In Oman, nearly a quarter of pregnant women suffer from depression, a recent SQU study reveals, while a significant number of women live a life of depression aggravated by failed marriages. A 2010 study found as many as 2,200 depressed women in the Sultanate, up 20 per cent from the year before, and 65 per cent of them were struggling with failed marriages.


It’s not just women; depression is a cause of concern among males and children as well.


No worries, though; books and reading can offer a healing touch, as can art and drama, when they are used as a creative therapy. They can defreeze our souls.


While art and other creative therapies are offered at some mental health clinics and hospitals in Oman including Al Harub Medical Centre and Whispers of Serenity, reading hasn’t yet been explored here as an effective therapy for depression. Why, I wonder.


Bibliotherapy, a therapeutic approach that uses literature to support good mental health, is a versatile and cost-effective treatment option that can greatly support other therapies. It’s used the world over to tackle mild to moderate symptoms of several mood-related conditions.


Balancing the mind using literature had been prevalent in ancient Greece, where libraries were accorded the status of sacred places with curative powers. In the early nineteenth century, physicians like Benjamin Rush and Minson Galt II promoted the use of bibliotherapy as an intervention technique in rehabilitation and the treatment of mental health issues. During the two World Wars, bibliotherapy helped soldiers returning from the battlefront deal with both physical and emotional issues.


At the core of creative bibliotherapy is imaginative literature ranging from novels, short stories and poetry to plays and biographies, and their use to enhance psychological well-being.


Of special interest is poetry therapy: patients are encouraged to write and/or read poetry as a means of expressing and exploring thoughts, feelings and behaviour so as to achieve therapeutic change at the emotional level, and capacity building at the educational,


growth and community-building levels.


It was Aristotle who discussed the role of catharsis in effecting emotional cure, in Poetics. Poetry was used for mental health purposes in the early 19th century itself, and psychiatric patients penned poems for the Pennsylvania Hospital newspaper.
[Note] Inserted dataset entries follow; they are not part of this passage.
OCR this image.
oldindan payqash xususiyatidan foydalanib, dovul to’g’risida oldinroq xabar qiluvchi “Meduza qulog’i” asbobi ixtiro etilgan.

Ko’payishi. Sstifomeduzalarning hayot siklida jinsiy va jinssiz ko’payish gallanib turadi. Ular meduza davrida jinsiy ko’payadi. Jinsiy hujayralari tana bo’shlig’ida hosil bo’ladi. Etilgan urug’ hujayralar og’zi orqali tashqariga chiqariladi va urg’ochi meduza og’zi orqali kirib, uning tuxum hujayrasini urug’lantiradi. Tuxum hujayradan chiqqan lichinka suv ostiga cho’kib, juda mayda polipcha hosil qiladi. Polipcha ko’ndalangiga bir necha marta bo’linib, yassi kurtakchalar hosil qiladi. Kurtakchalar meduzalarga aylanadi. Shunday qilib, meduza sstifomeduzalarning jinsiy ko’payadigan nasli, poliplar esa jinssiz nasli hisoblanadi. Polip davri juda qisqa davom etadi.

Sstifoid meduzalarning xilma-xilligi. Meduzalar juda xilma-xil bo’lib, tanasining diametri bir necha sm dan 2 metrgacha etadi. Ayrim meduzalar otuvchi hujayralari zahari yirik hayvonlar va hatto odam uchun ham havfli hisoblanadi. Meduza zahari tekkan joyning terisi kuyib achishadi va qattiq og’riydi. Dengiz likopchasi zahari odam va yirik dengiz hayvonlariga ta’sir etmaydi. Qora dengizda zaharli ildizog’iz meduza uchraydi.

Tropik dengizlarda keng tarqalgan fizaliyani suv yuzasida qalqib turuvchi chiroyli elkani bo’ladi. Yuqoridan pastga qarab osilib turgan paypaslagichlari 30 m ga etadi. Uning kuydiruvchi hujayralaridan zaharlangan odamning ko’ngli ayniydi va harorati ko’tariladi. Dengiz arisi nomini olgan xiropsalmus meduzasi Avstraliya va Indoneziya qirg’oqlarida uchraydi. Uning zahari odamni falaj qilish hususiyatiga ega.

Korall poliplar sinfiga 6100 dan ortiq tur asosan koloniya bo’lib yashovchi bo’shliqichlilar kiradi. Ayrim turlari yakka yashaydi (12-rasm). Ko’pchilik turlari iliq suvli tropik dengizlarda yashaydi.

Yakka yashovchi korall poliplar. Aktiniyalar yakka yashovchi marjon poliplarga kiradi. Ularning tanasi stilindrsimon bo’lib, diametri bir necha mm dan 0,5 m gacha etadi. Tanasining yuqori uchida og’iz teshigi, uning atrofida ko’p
Robert Haven Schauffler’s The Poetry Cure: A Pocket Medicine Chest of Verse (1925) offers poetic remedies for diverse mental conditions.


Therapists use carefully selected literary works to guide patients on a journey of self-discovery. Patients are asked to identify with a character, experience emotional catharsis and then gain sufficient insights into their own life experiences.


Reading knows no barriers; it can benefit one and all across age, gender and social status, effecting enhanced self-awareness and self-esteem, and the courage to face life’s challenges. Bibliotherapy has been found to be effective in treating not just depression, but mild alcohol abuse, anxiety, eating disorders, family related challenges, post-traumatic stress, grief and even communication issues.


But can the layman make any sense of the subtle meaning embedded in works of art and literature? Is it only for the intellectuals who are trained to decode them in multiple ways? Can depressed and imbalanced minds fathom the subtle meaning of art and poetry? Here, we may concur with Carl Jung, who noted that “meaning” need not necessarily be more than mere interpretation — an interpretation secreted into something by an intellect hungry for meaning. Period.


Meanwhile, despite having an increased awareness about the significant benefits of reading in terms of individual and social well-being and economic development, Oman, like most Arab nations, lacks a healthy reading culture. This is a paradox, especially in the context of an increasing number of Omani writers — including poets and bloggers of both genders — enriching the Sultanate’s intellectual domain.


Wider application of bibliotherapy across the Sultanate is sure to complement efforts to bring about a mass appreciation of literature, and establish reading as an essential aspect of the Omani cultural mélange.